For over a decade, the number of people buying and selling cryptocurrencies grew and grew. Tax revenues from the proceeds from the sale of those investments. Not so much. That may finally change, but not until next year.
When it comes to stocks and other traditional investments, investors know they need to pay capital gains taxes and keep track of them because every traditional brokerage firm must send a tax form called a 1099-B to its clients and the Internal Revenue Service. shows. customer gains and losses; The authorities will know if the taxpayer fails to report these earnings.
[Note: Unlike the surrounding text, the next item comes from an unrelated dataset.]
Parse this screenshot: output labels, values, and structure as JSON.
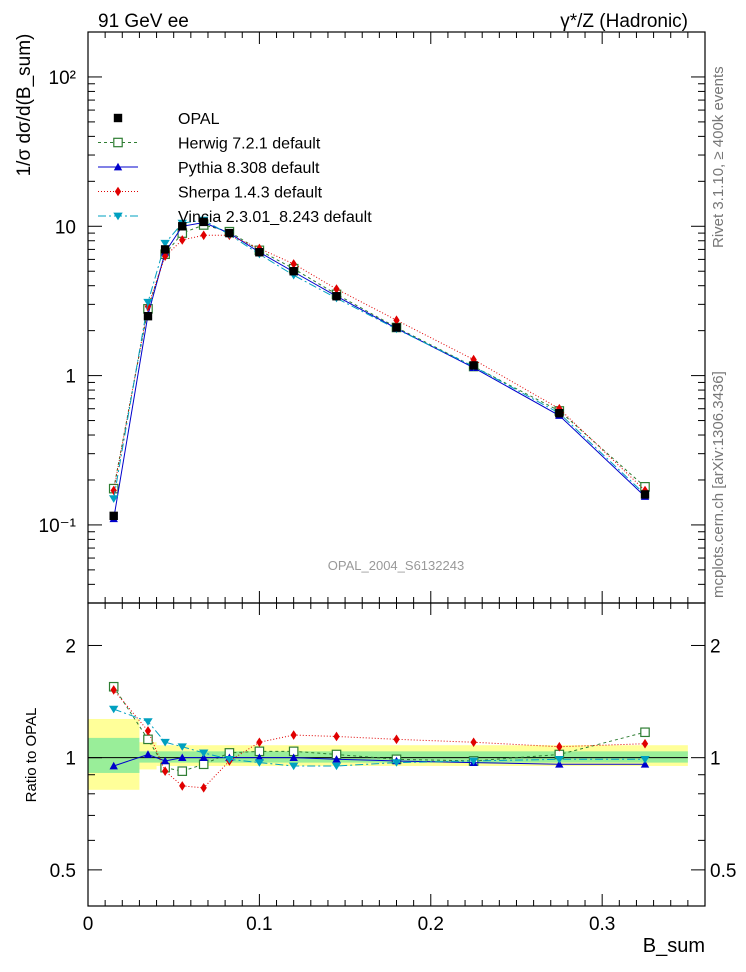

Crypto traders are equally legally required to pay taxes on their profits, but cryptocurrency exchanges have not been required to submit these forms and will not be required to do so until 2024. Without the forms, the IRS had no way of knowing what was what. that profit falls short of going to court or voluntarily reporting by the taxpayer.
The amount of uncollected revenue is difficult to calculate given the intentionally anonymous nature of cryptocurrency and the opacity of the IRS. But the Congressional Budget Office estimates that the new cryptocurrency exchange reporting requirement will result in $28 billion in tax revenue collected over the decade after it takes effect in 2024.
“It’s certainly going to be a huge amount of reporting, and probably an increase in revenue,” said Joseph Riley, a New York tax lawyer who has focused on cryptocurrency, because taxpayers “will know that a copy has been sent to the IRS.”